Their story is aptly illustrated with projected images of Angus' work along with rare photographs chosen in consultation with Angus' biographer Jill Trevelyan, who helped with constructing a picture of the enigmatic artist.
Ward-Lealand rises magnificently to the challenge of bringing life to the character and mannerisms of a mysterious woman who tended to keep herself to herself.
Drawing heavily on what little we know of Angus, Ward-Lealand gives us a deeply moving portrayal, switching emotions from occasional warmth and light-heartedness to frustration, cold fury and depressed despair.
The temptation to rename the artist Rita Anguish is irresistible, as she fought a series of demons that bedevilled her.
Why did Lilburn initially abandon her? Why did their child die? Why was it so hard to play the role of painter and woman? Why was friendship so difficult?
Armstrong's carefully chosen selections of Angus' letters show that she could paint pictures equally well with words, just as Lilburn could match the beauty found in her landscapes with his music.
Angus' stern self-portraits may be familiar.

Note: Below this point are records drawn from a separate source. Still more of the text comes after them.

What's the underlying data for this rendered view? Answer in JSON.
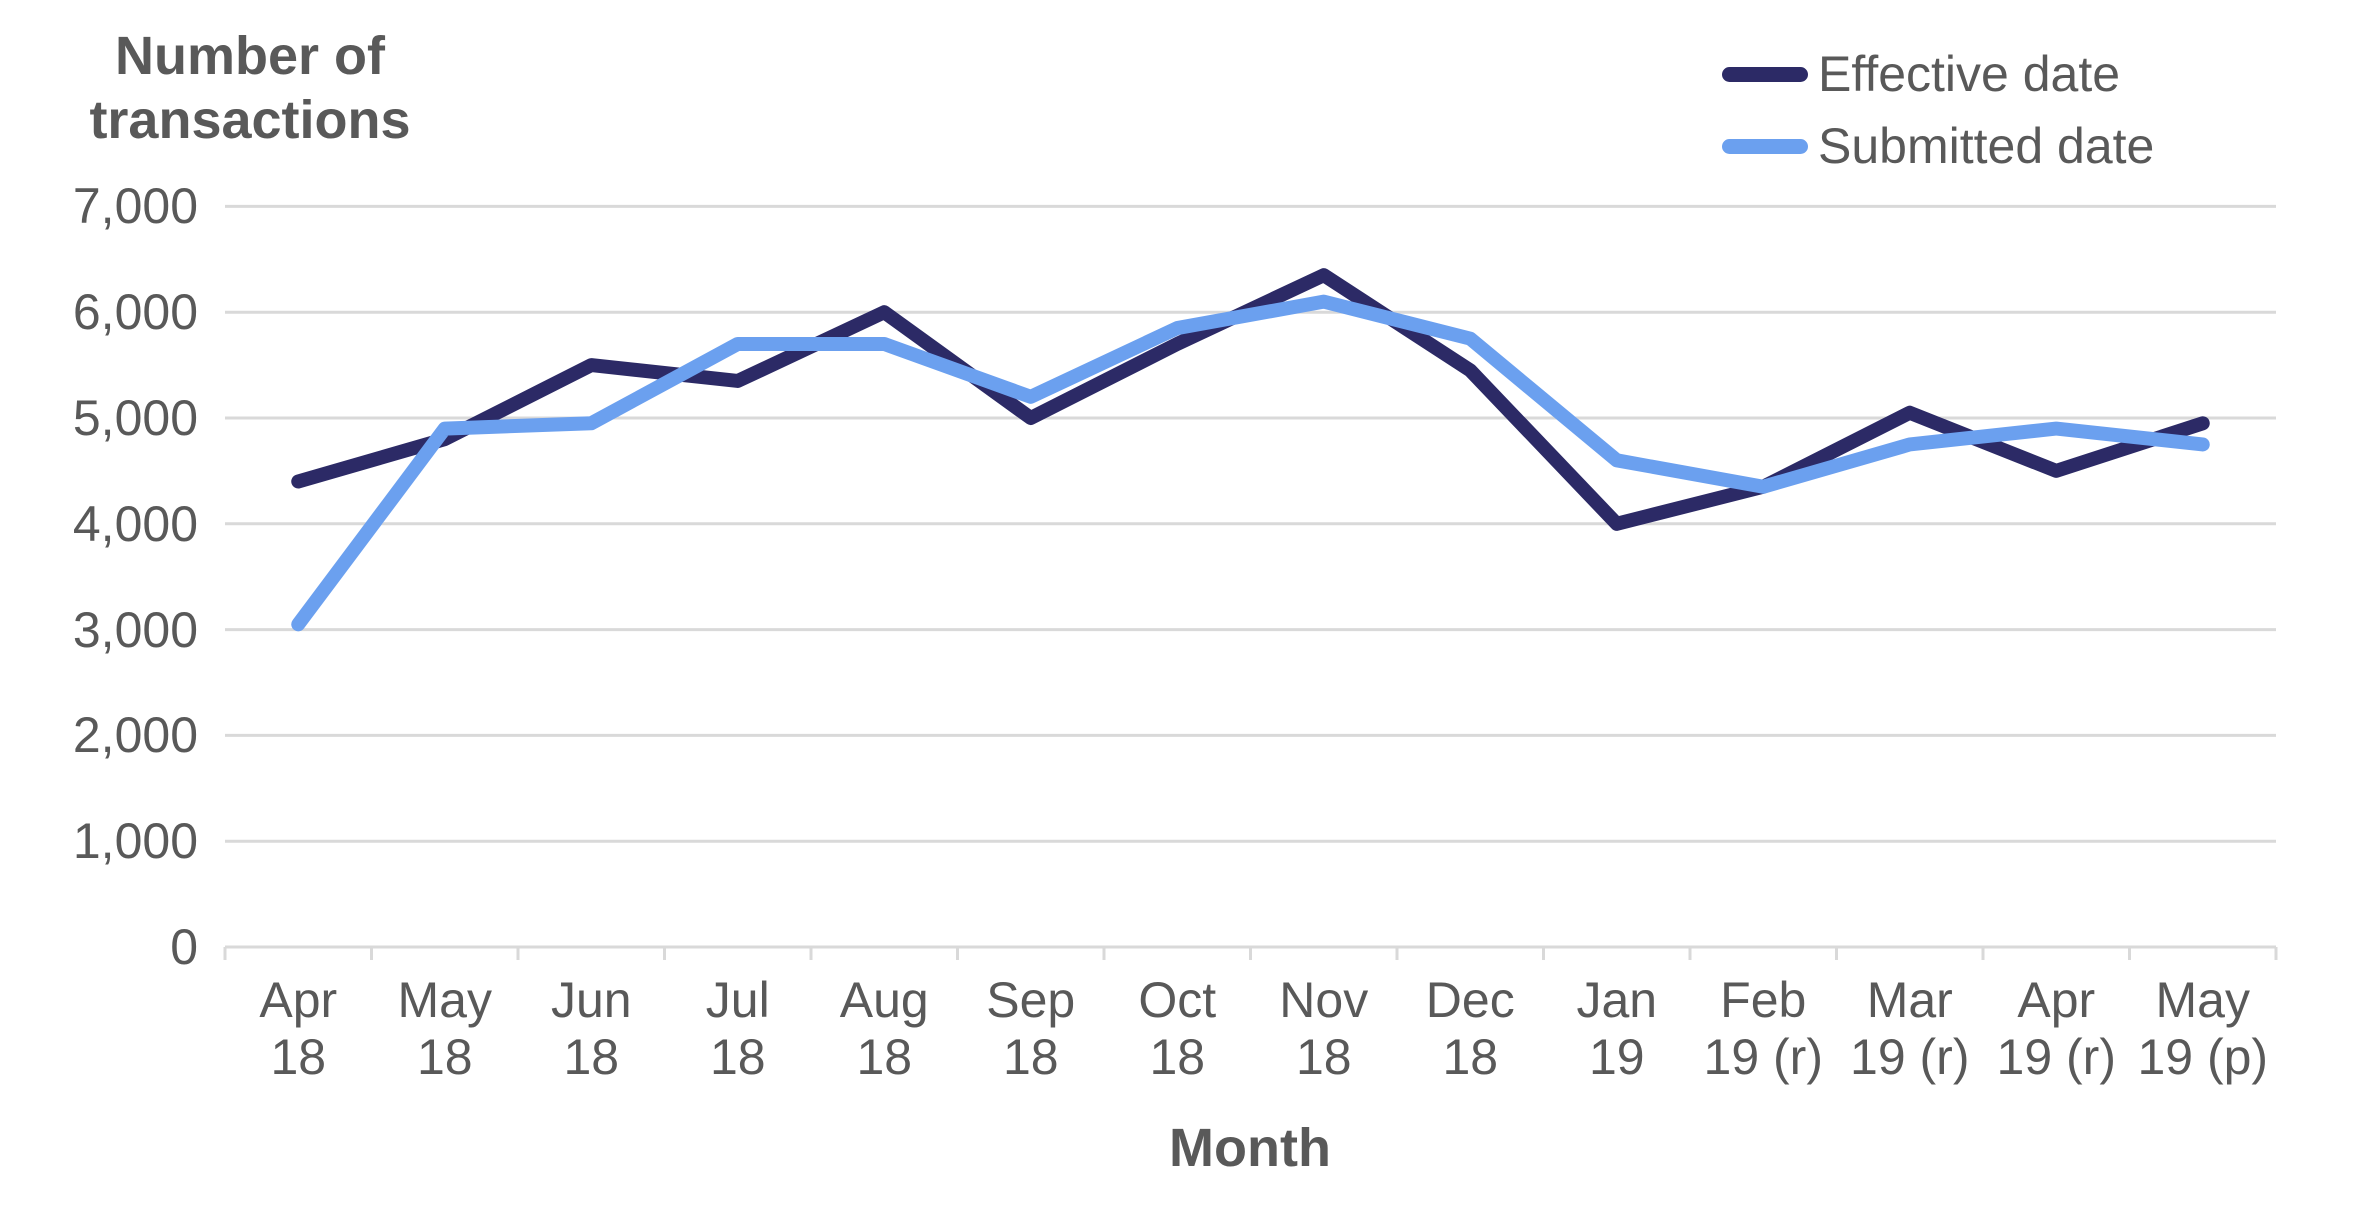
{
  "colors": {
    "effective_line": "#2C2A66",
    "submitted_line": "#6BA0EF",
    "text_gray": "#595959",
    "gridline": "#D9D9D9"
  },
  "legend": [
    {
      "label": "Effective date",
      "color": "#2C2A66"
    },
    {
      "label": "Submitted date",
      "color": "#6BA0EF"
    }
  ],
  "chart_data": {
    "type": "line",
    "title": "",
    "y_axis_label": "Number of transactions",
    "x_axis_label": "Month",
    "ylim": [
      0,
      7000
    ],
    "y_tick_step": 1000,
    "y_ticks": [
      "7,000",
      "6,000",
      "5,000",
      "4,000",
      "3,000",
      "2,000",
      "1,000",
      "0"
    ],
    "grid": "horizontal",
    "legend_position": "top-right",
    "categories": [
      [
        "Apr",
        "18"
      ],
      [
        "May",
        "18"
      ],
      [
        "Jun",
        "18"
      ],
      [
        "Jul",
        "18"
      ],
      [
        "Aug",
        "18"
      ],
      [
        "Sep",
        "18"
      ],
      [
        "Oct",
        "18"
      ],
      [
        "Nov",
        "18"
      ],
      [
        "Dec",
        "18"
      ],
      [
        "Jan",
        "19"
      ],
      [
        "Feb",
        "19 (r)"
      ],
      [
        "Mar",
        "19 (r)"
      ],
      [
        "Apr",
        "19 (r)"
      ],
      [
        "May",
        "19 (p)"
      ]
    ],
    "series": [
      {
        "name": "Effective date",
        "color": "#2C2A66",
        "values": [
          4400,
          4800,
          5500,
          5350,
          6000,
          5000,
          5700,
          6350,
          5450,
          4000,
          4350,
          5050,
          4500,
          4950
        ]
      },
      {
        "name": "Submitted date",
        "color": "#6BA0EF",
        "values": [
          3050,
          4900,
          4950,
          5700,
          5700,
          5200,
          5850,
          6100,
          5750,
          4600,
          4350,
          4750,
          4900,
          4750
        ]
      }
    ]
  }
}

Rita and Douglas, directed by Conrad Newport, reveals much, much more.
In Jazzing It Up, Michael Houstoun reveals another side to his talent, playing works by two composers who successfully and unusually straddle the worlds of classical music and jazz.
Houstoun's spirited playing of Nikolai Kapustin's varied and complex compositions ranged from cheeky speakeasy sounds to the slow cool ambiance of late-night cocktail lounges and then to bar-room swing and honky-tonk blues.
And with a Bach-inspired work from Friedrich Gulda, Houstoun demonstrates how well classics can swing when played by a master.